On a late-summer Tuesday in September, a light breeze wound through the treetops while birds chirped delightful melodies. The sun was shining, warm and bright, but the beauty of the day stood in direct contrast with the menacing and dangerous threat that was coming. All eyes along the South Carolina coast were on Hurricane Florence as it tore its way across the Atlantic. A massive and formidable storm, the hurricane blanketed 500 miles with sustained winds of 130 miles per hour. The possibilities were terrifying as the Category 4 storm headed right for us.
Evacuations were ordered for the entire coast of the Carolinas, and the waiting began. Four very long, drawn-out days left tensions and anticipation levels high. The storm weakened, relieving some anxieties, but its approach was painfully slow. It was fortunate that the winds weren't as strong as predicted. It was unfortunate that once the storm finally made landfall, it hovered over the region, dropping more than 23 inches of rain in some parts of Horry County. It flooded cities to our north and soon enough, that water would be flooding us too.
Hurricane Florence wasn't as powerful as some of our past storms. But in many ways, it was more devastating.
In the week leading up to the storm, Santee Cooper's Corporate Incident Management Team (CIMT) activated and put a plan in place. CIMT is directed by Lead Incident Commander Ed Bodie and includes participation from just about every department at Santee Cooper.
"The planning was tremendous, with the hurricane and the flood causing everyone involved to continuously think of any potential obstacles that could stop the mission," said Bodie. "We had to have additional backup and contingency plans in place also. Next came the challenges of executing the plans and making changes as required, often in short timeframes, keeping us on our toes and ready for anything."
Mutual aid agreements were executed so extra crews were on standby to cut trees and restore power as quickly as possible. Hotels were booked for line crews and emergency teams, and meals were set to keep them all fed.
Neil James, Santee Cooper's distribution operations manager, was a big part of the effort. Working for Santee Cooper for 33 years, he's been tested by at least 25 storms.
"No storm is the same and each present their fair share of difficulties, but having experience where everyone knows what to do does help," said James.
Hurricane Florence hit on Saturday, Sept. 15, with wind speeds of 70 miles per hour.
Hurricane Florence took out 50,310 retail customers on Santee Cooper's power grid.
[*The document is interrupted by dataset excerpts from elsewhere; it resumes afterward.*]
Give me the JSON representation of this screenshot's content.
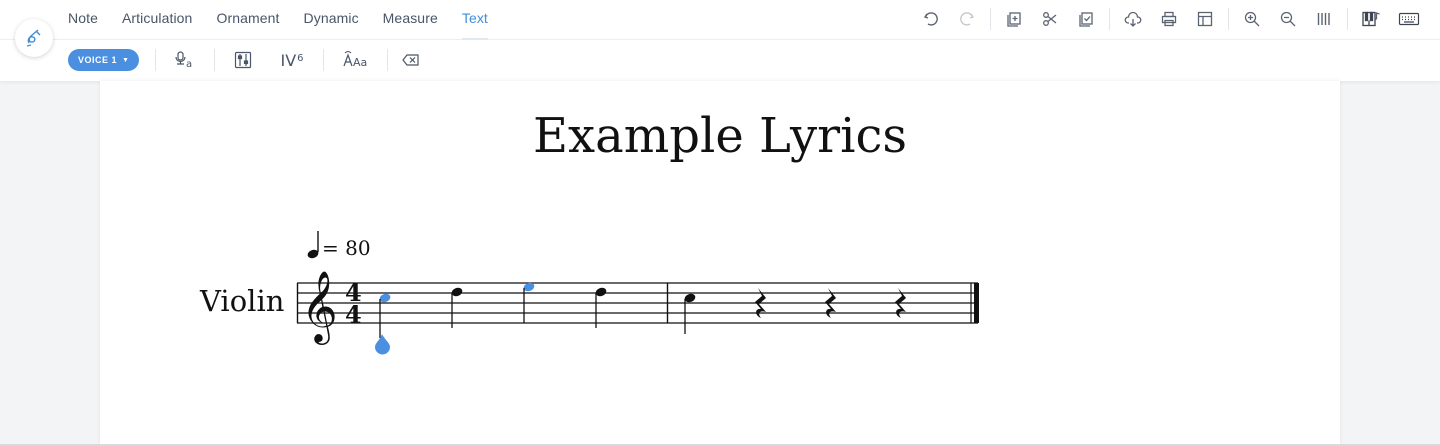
{
  "menu": {
    "tabs": [
      {
        "label": "Note"
      },
      {
        "label": "Articulation"
      },
      {
        "label": "Ornament"
      },
      {
        "label": "Dynamic"
      },
      {
        "label": "Measure"
      },
      {
        "label": "Text"
      }
    ],
    "active_tab": "Text"
  },
  "toolbar": {
    "voice_label": "VOICE 1",
    "chord_label": "IV",
    "chord_sup": "6"
  },
  "score": {
    "title": "Example Lyrics",
    "instrument": "Violin",
    "tempo_text": "= 80",
    "time_signature": {
      "top": "4",
      "bottom": "4"
    },
    "measures": [
      {
        "events": [
          {
            "type": "quarter",
            "pitch": "C5",
            "selected": true
          },
          {
            "type": "quarter",
            "pitch": "D5",
            "selected": false
          },
          {
            "type": "quarter",
            "pitch": "E5",
            "selected": true
          },
          {
            "type": "quarter",
            "pitch": "D5",
            "selected": false
          }
        ]
      },
      {
        "events": [
          {
            "type": "quarter",
            "pitch": "C5",
            "selected": false
          },
          {
            "type": "rest",
            "pitch": "",
            "selected": false
          },
          {
            "type": "rest",
            "pitch": "",
            "selected": false
          },
          {
            "type": "rest",
            "pitch": "",
            "selected": false
          }
        ]
      }
    ]
  },
  "colors": {
    "accent": "#3f8ed8",
    "selection": "#4a8fe0",
    "text": "#111111"
  },
  "icons": {
    "right_toolbar": [
      "undo-icon",
      "redo-icon",
      "copy-icon",
      "cut-icon",
      "paste-icon",
      "cloud-download-icon",
      "print-icon",
      "layout-icon",
      "zoom-in-icon",
      "zoom-out-icon",
      "bars-icon",
      "piano-icon",
      "keyboard-icon"
    ],
    "toolbar2": [
      "voice-input-icon",
      "mixer-icon",
      "chord-icon",
      "text-style-icon",
      "delete-icon"
    ]
  }
}
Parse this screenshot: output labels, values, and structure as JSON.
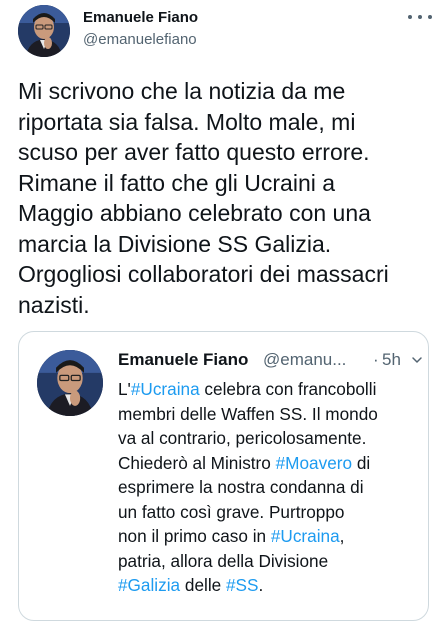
{
  "tweet": {
    "author_name": "Emanuele Fiano",
    "author_handle": "@emanuelefiano",
    "more_icon": "more-horizontal-icon",
    "text_lines": [
      "Mi scrivono che la notizia da me",
      "riportata sia falsa. Molto male, mi",
      "scuso per aver fatto questo errore.",
      "Rimane il fatto che gli Ucraini a",
      "Maggio abbiano celebrato con una",
      "marcia la Divisione SS Galizia.",
      "Orgogliosi collaboratori dei massacri",
      "nazisti."
    ]
  },
  "quote": {
    "author_name": "Emanuele Fiano",
    "author_handle": "@emanu...",
    "separator": "·",
    "time": "5h",
    "chevron_icon": "chevron-down-icon",
    "line1_prefix": "L'",
    "hashtag_ucraina_1": "#Ucraina",
    "line1_suffix": " celebra con francobolli",
    "line2": "membri delle Waffen SS. Il mondo",
    "line3": "va al contrario, pericolosamente.",
    "line4_prefix": "Chiederò al Ministro ",
    "hashtag_moavero": "#Moavero",
    "line4_suffix": " di",
    "line5": "esprimere la nostra condanna di",
    "line6": "un fatto così grave. Purtroppo",
    "line7_prefix": "non il primo caso in ",
    "hashtag_ucraina_2": "#Ucraina",
    "line7_suffix": ",",
    "line8": "patria, allora della Divisione",
    "hashtag_galizia": "#Galizia",
    "line9_middle": " delle ",
    "hashtag_ss": "#SS",
    "line9_suffix": "."
  },
  "colors": {
    "text": "#0f1419",
    "secondary": "#536471",
    "hashtag": "#1d9bf0",
    "border": "#cfd9de"
  }
}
Distribution crews were out restoring power throughout the storm except for a short time that Sunday when wind speeds exceeded 35 mph, too strong to operate a bucket truck.
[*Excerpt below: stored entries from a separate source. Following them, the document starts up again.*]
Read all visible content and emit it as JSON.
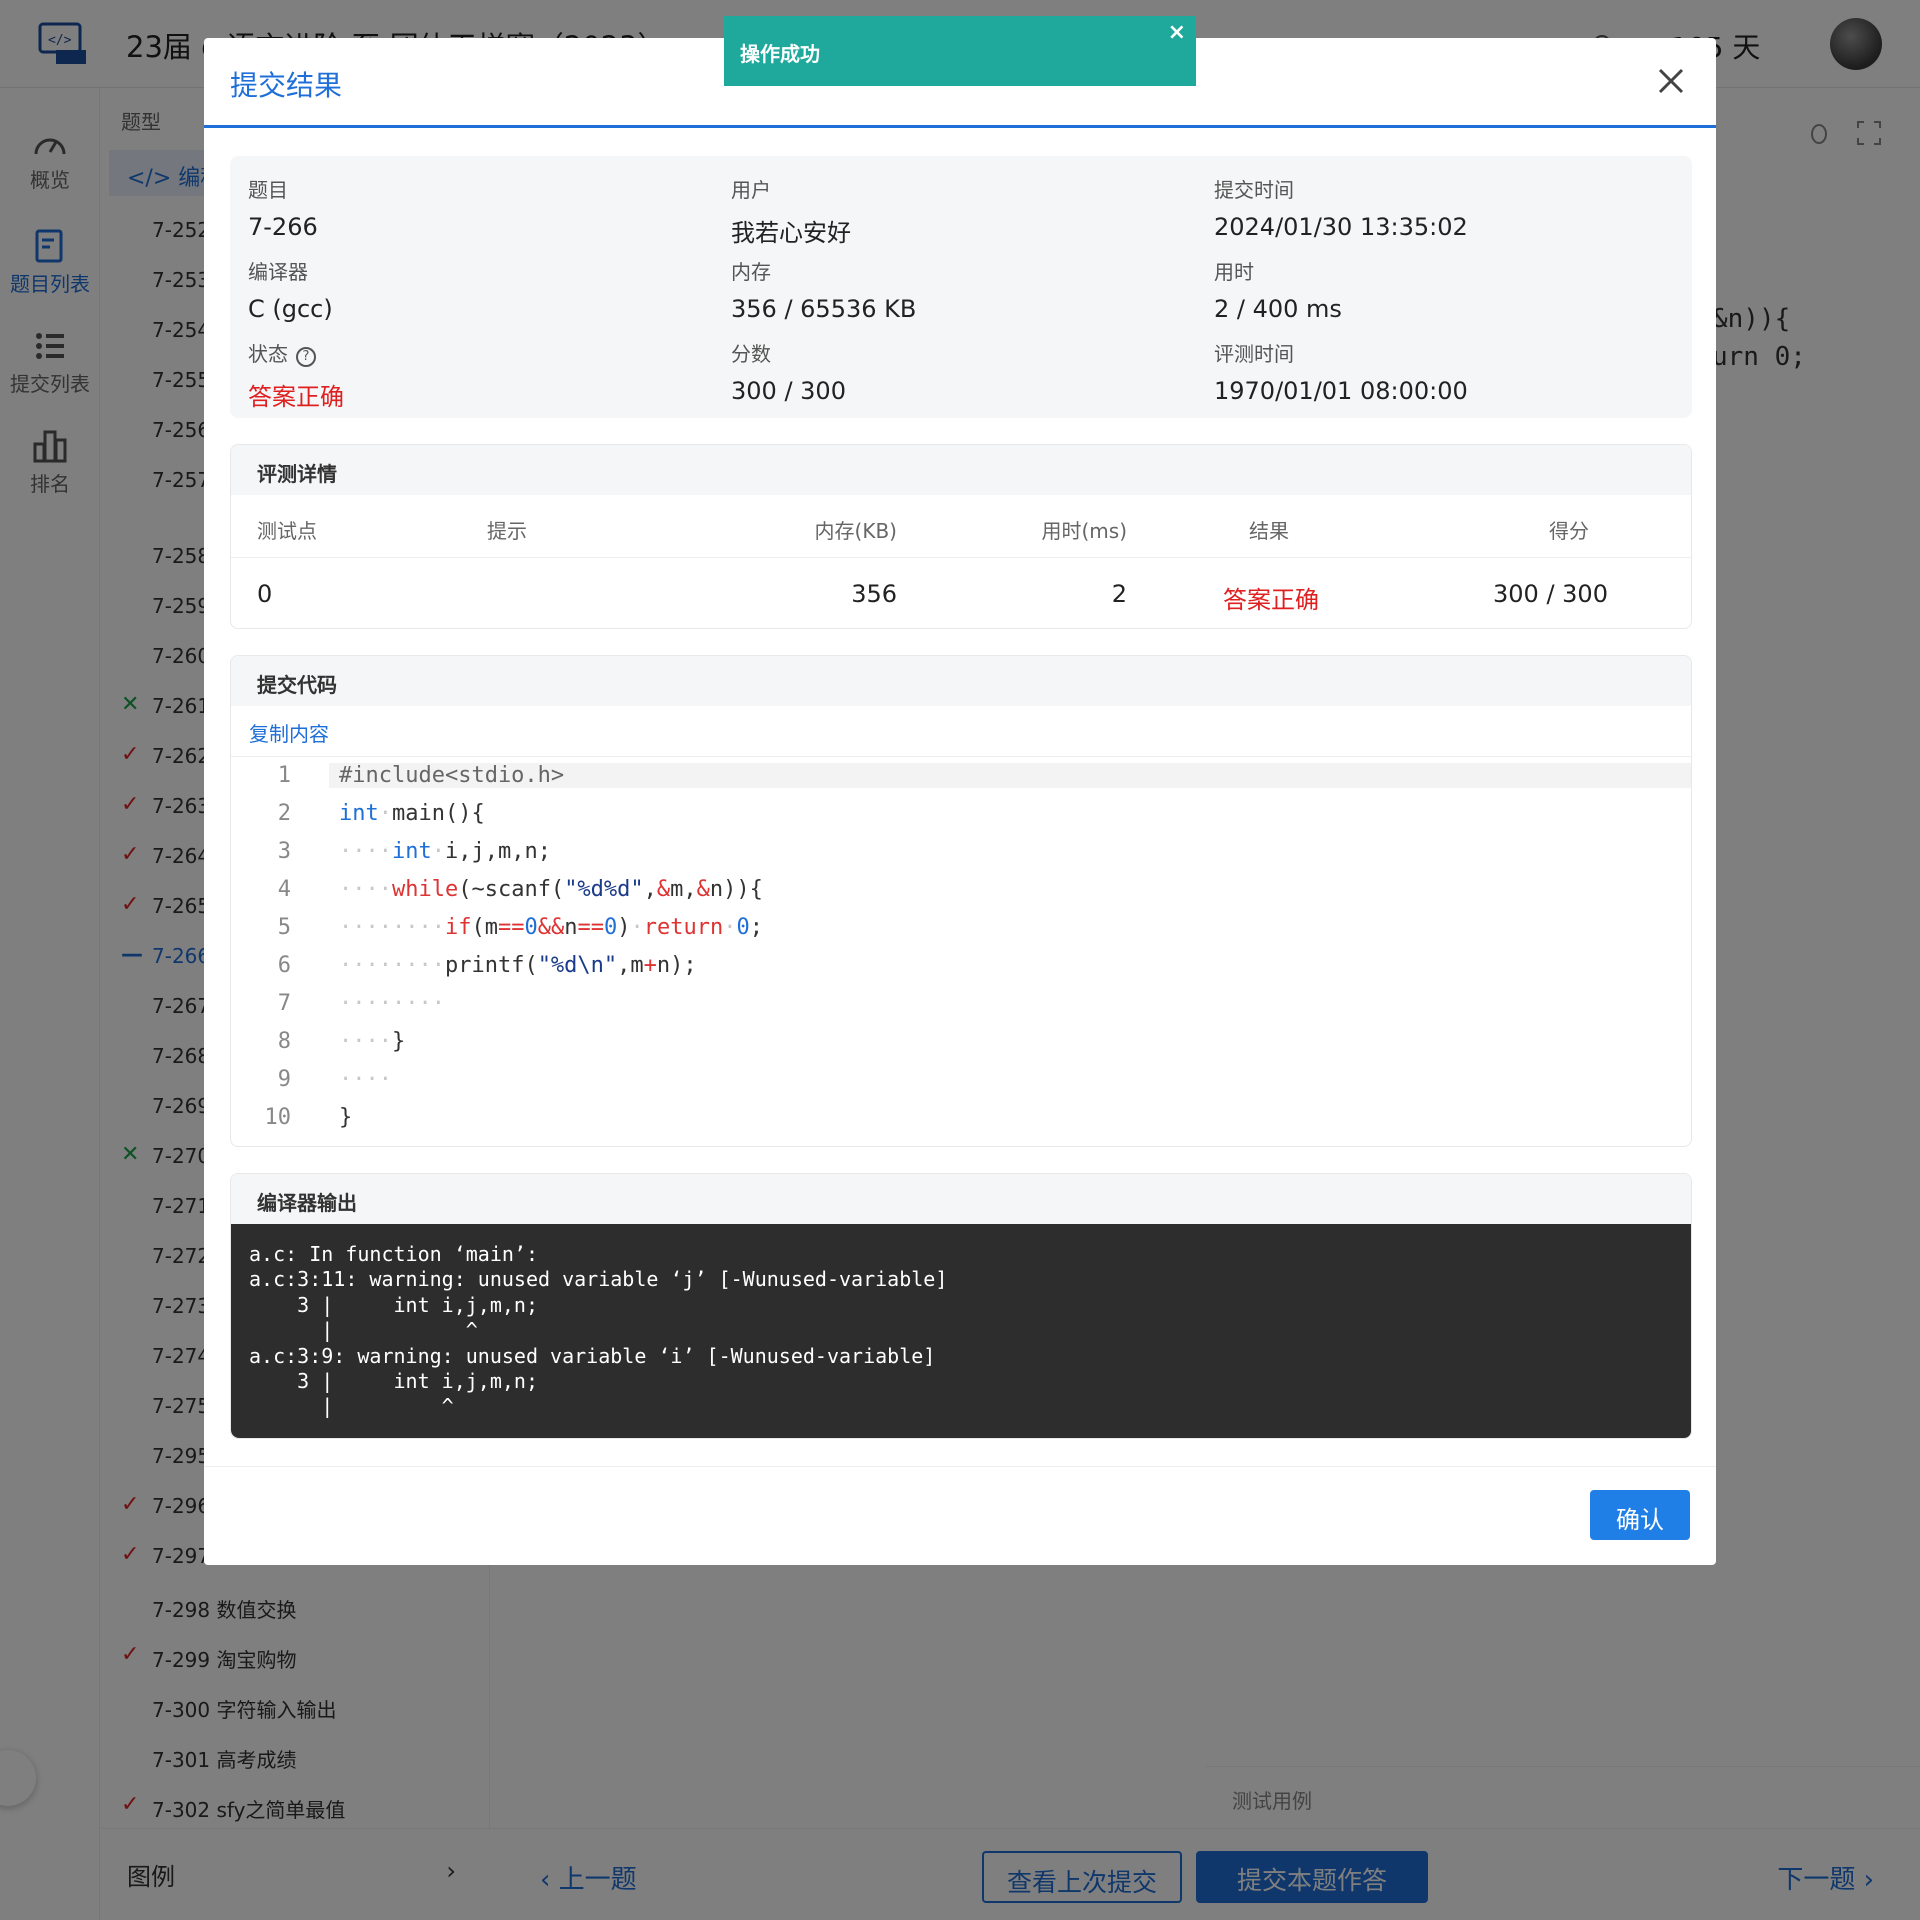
{
  "header": {
    "title": "23届 c 语言进阶 至 团体天梯赛（2023）",
    "days": "105 天"
  },
  "rail": {
    "overview": "概览",
    "problems": "题目列表",
    "submissions": "提交列表",
    "ranking": "排名"
  },
  "plist": {
    "head": "题型",
    "category": "编程题",
    "items": [
      {
        "mark": "",
        "text": "7-252",
        "state": "none"
      },
      {
        "mark": "",
        "text": "7-253",
        "state": "none"
      },
      {
        "mark": "",
        "text": "7-254",
        "state": "none"
      },
      {
        "mark": "",
        "text": "7-255",
        "state": "none"
      },
      {
        "mark": "",
        "text": "7-256",
        "state": "none"
      },
      {
        "mark": "",
        "text": "7-257",
        "state": "none"
      },
      {
        "mark": "",
        "text": "7-258",
        "state": "none"
      },
      {
        "mark": "",
        "text": "7-259",
        "state": "none"
      },
      {
        "mark": "",
        "text": "7-260",
        "state": "none"
      },
      {
        "mark": "✕",
        "text": "7-261",
        "state": "bad"
      },
      {
        "mark": "✓",
        "text": "7-262",
        "state": "ok"
      },
      {
        "mark": "✓",
        "text": "7-263",
        "state": "ok"
      },
      {
        "mark": "✓",
        "text": "7-264",
        "state": "ok"
      },
      {
        "mark": "✓",
        "text": "7-265",
        "state": "ok"
      },
      {
        "mark": "—",
        "text": "7-266",
        "state": "cur"
      },
      {
        "mark": "",
        "text": "7-267",
        "state": "none"
      },
      {
        "mark": "",
        "text": "7-268",
        "state": "none"
      },
      {
        "mark": "",
        "text": "7-269",
        "state": "none"
      },
      {
        "mark": "✕",
        "text": "7-270",
        "state": "bad"
      },
      {
        "mark": "",
        "text": "7-271",
        "state": "none"
      },
      {
        "mark": "",
        "text": "7-272",
        "state": "none"
      },
      {
        "mark": "",
        "text": "7-273",
        "state": "none"
      },
      {
        "mark": "",
        "text": "7-274",
        "state": "none"
      },
      {
        "mark": "",
        "text": "7-275",
        "state": "none"
      },
      {
        "mark": "",
        "text": "7-295",
        "state": "none"
      },
      {
        "mark": "✓",
        "text": "7-296",
        "state": "ok"
      },
      {
        "mark": "✓",
        "text": "7-297",
        "state": "ok"
      },
      {
        "mark": "",
        "text": "7-298 数值交换",
        "state": "none"
      },
      {
        "mark": "✓",
        "text": "7-299 淘宝购物",
        "state": "ok"
      },
      {
        "mark": "",
        "text": "7-300 字符输入输出",
        "state": "none"
      },
      {
        "mark": "",
        "text": "7-301 高考成绩",
        "state": "none"
      },
      {
        "mark": "✓",
        "text": "7-302 sfy之简单最值",
        "state": "ok"
      }
    ],
    "legend": "图例"
  },
  "editor_behind": {
    "line1": "&n)){",
    "line2": "urn 0;"
  },
  "testcase_label": "测试用例",
  "bottom": {
    "prev": "上一题",
    "view_last": "查看上次提交",
    "submit": "提交本题作答",
    "next": "下一题"
  },
  "toast": {
    "message": "操作成功",
    "close": "×"
  },
  "modal": {
    "title": "提交结果",
    "info": {
      "problem_label": "题目",
      "problem": "7-266",
      "user_label": "用户",
      "user": "我若心安好",
      "submit_time_label": "提交时间",
      "submit_time": "2024/01/30 13:35:02",
      "compiler_label": "编译器",
      "compiler": "C (gcc)",
      "memory_label": "内存",
      "memory": "356 / 65536 KB",
      "time_label": "用时",
      "time": "2 / 400 ms",
      "status_label": "状态",
      "status": "答案正确",
      "score_label": "分数",
      "score": "300 / 300",
      "judge_time_label": "评测时间",
      "judge_time": "1970/01/01 08:00:00"
    },
    "judge": {
      "title": "评测详情",
      "headers": {
        "case": "测试点",
        "hint": "提示",
        "mem": "内存(KB)",
        "time": "用时(ms)",
        "result": "结果",
        "score": "得分"
      },
      "row": {
        "case": "0",
        "hint": "",
        "mem": "356",
        "time": "2",
        "result": "答案正确",
        "score": "300 / 300"
      }
    },
    "code": {
      "title": "提交代码",
      "copy": "复制内容",
      "line_numbers": [
        "1",
        "2",
        "3",
        "4",
        "5",
        "6",
        "7",
        "8",
        "9",
        "10"
      ]
    },
    "compiler_output": {
      "title": "编译器输出",
      "text": "a.c: In function ‘main’:\na.c:3:11: warning: unused variable ‘j’ [-Wunused-variable]\n    3 |     int i,j,m,n;\n      |           ^\na.c:3:9: warning: unused variable ‘i’ [-Wunused-variable]\n    3 |     int i,j,m,n;\n      |         ^"
    },
    "confirm": "确认"
  },
  "colors": {
    "accent": "#1f6fd8",
    "success_toast": "#1fa99c",
    "correct": "#e02020",
    "wrong": "#1aa34a"
  }
}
Hard work paid off, and all customers who could receive power were back on by Monday night.
"Everyone is a vital part of our plan and they do an amazing job. Our linemen play a key role because they are frontline employees who must work in the rain, wind, and just about every adverse condition you can imagine, and they always impress me with their professional workmanship and tenacity to work until the last customer's power is restored. The greater the challenge, the harder they work," said James.
The winds also took out several transmission lines, including some in swampy areas, which makes restoration pretty tough. Those transmission lines feed electricity not only to Santee Cooper's substations, but also to our neighboring cooperatives and municipal customers.
"A large majority of our transmission lines travel through heavily wooded areas and across wetlands such as rivers, swamps and marshes," said Mark Marsh, transmission lines supervisor. "All-terrain equipment is essential for accessing transmission rights-of-way, especially following a major storm. It would've taken several days to restore the transmission system after Florence if it had not been for the specialized equipment and skilled workforce."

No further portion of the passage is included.